Subsection: Britannia Royal Naval College Up Subsection: Britannia Royal Naval College Subsubsection: 3 April 2016 (initial training) 

5 March 2016 (pre-session)

David Gretton wants to travel the stars, to see different constellations and know he got us there – and it should be more fun, and more responsible, than being a shipping company rocket scientist.
Jim Morrish has a mathematical and engineering background, and is following in the family tradition of naval service.
Both of them are accepted, and get their travel warrants: by air to São Tomé, up the beanstalk, then an orbital ferry to L4. While waiting for the beanstalk, they end up at São Erasmo, a bar named after a patron saint of sailors, pyrotechnicians, and those who work at great heights. There they run into a couple of fellow proto-cadets, a woman enthusiastically using both the vodka and the velcro wall, and a fellow who tries to get involved in fights.
On the beanstalk trip to GEO, they spot another cadet who looks oddly familiar – she looks a bit like Captain Helena Stark, one of the VC winners of the last war.

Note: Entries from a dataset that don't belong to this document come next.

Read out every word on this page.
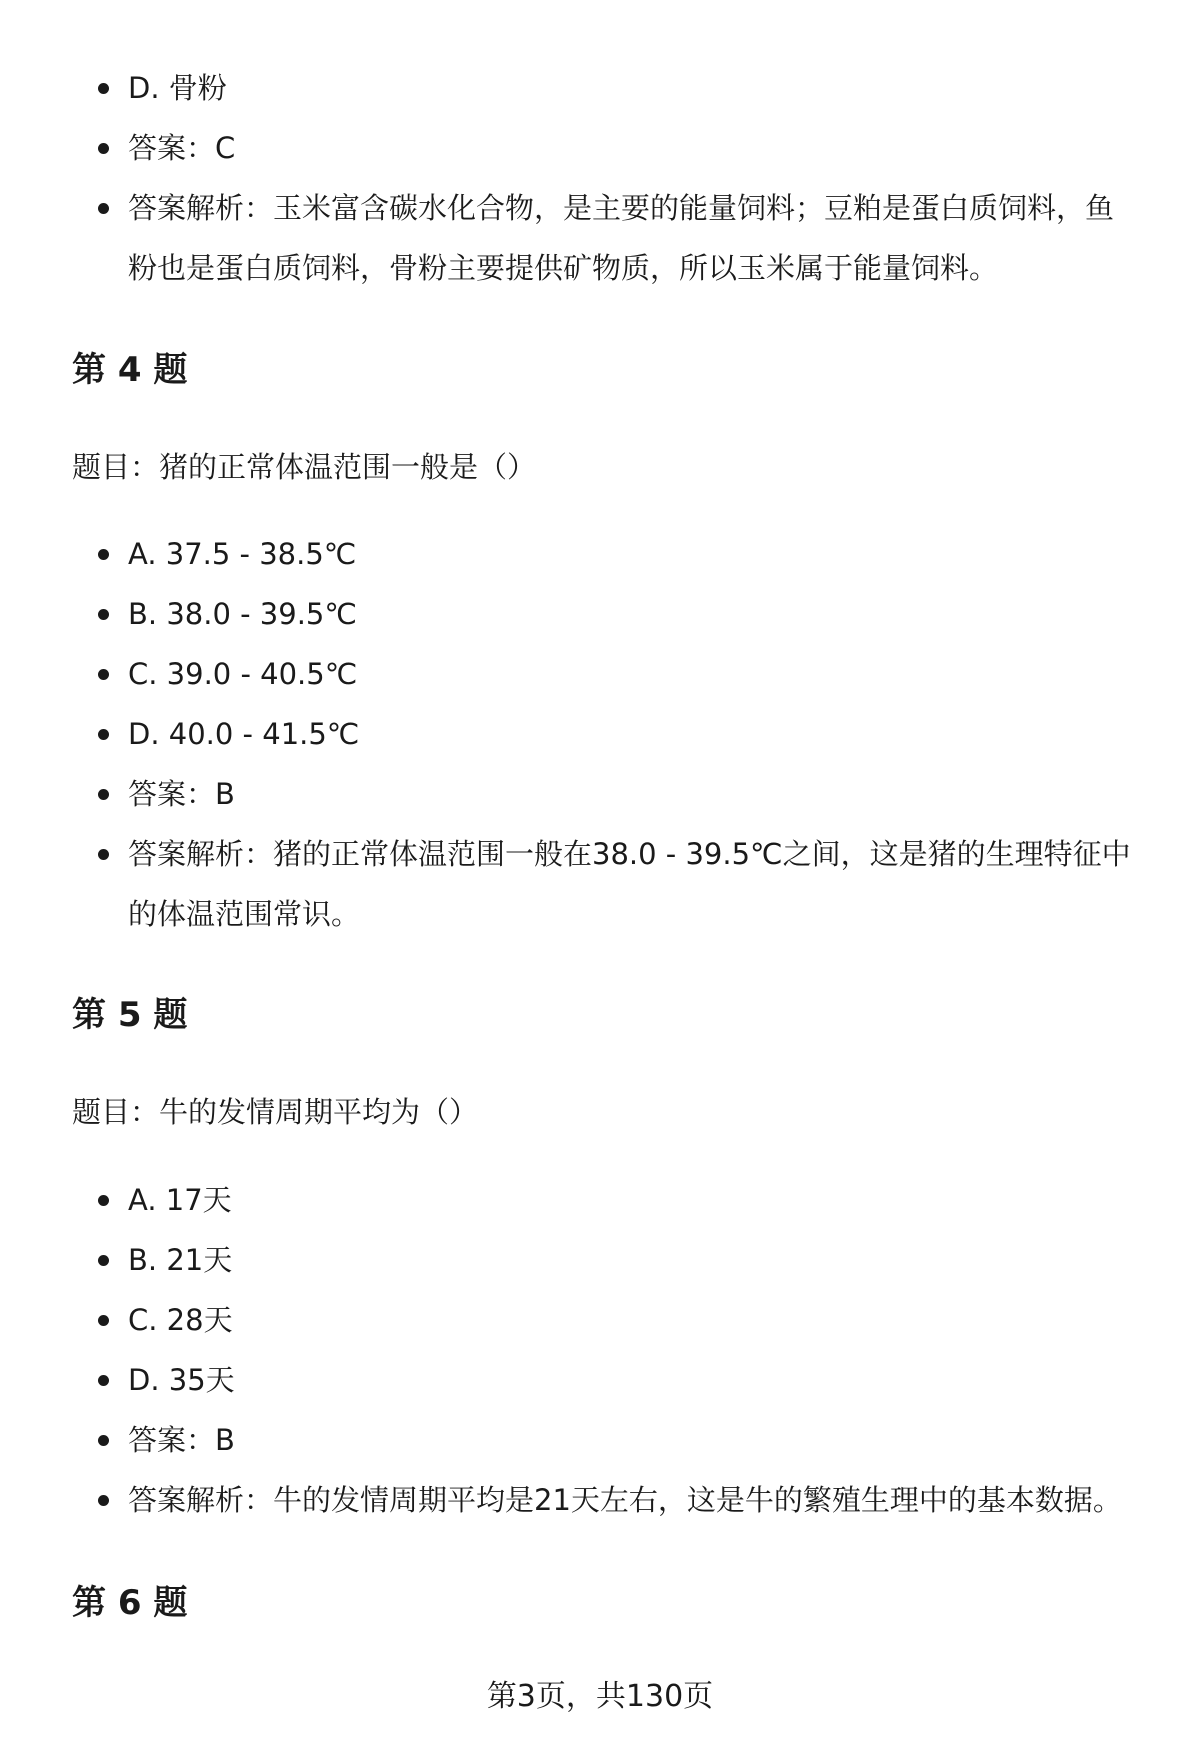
D. 骨粉
答案：C
答案解析：玉米富含碳水化合物，是主要的能量饲料；豆粕是蛋白质饲料，鱼粉也是蛋白质饲料，骨粉主要提供矿物质，所以玉米属于能量饲料。
第 4 题

题目：猪的正常体温范围一般是（）

A. 37.5 - 38.5℃
B. 38.0 - 39.5℃
C. 39.0 - 40.5℃
D. 40.0 - 41.5℃
答案：B
答案解析：猪的正常体温范围一般在38.0 - 39.5℃之间，这是猪的生理特征中的体温范围常识。
第 5 题

题目：牛的发情周期平均为（）

A. 17天
B. 21天
C. 28天
D. 35天
答案：B
答案解析：牛的发情周期平均是21天左右，这是牛的繁殖生理中的基本数据。
第 6 题
第3页，共130页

A grand-daughter perhaps?
One fellow in the group at the GEO station distinguishes himself by not looking green as the stars whirl past in zero-G; he’s Kenneth Piper, from the de la Warr colony (“had to get off the farm”). The OTV trip to L4 takes a few more hours, and the Britannia Royal Naval College comes into view: a large spine anchoring a variety of spin habitats of different speeds and radii. Most of them are still fairly dropsick, but they get shown to barracks in spin gravity, then to an auditorium to meet their training officer, Lt Commander Rattle. “I thought I had seen them all, but every year…”
Our heroes will be in Quarterdeck Division, under Lt Slade (but more directly CPO Harris). Gretton is asked to help with lectures on hyperspace physics.
 Subsection: Britannia Royal Naval College Up Subsection: Britannia Royal Naval College Subsubsection: 3 April 2016 (initial training)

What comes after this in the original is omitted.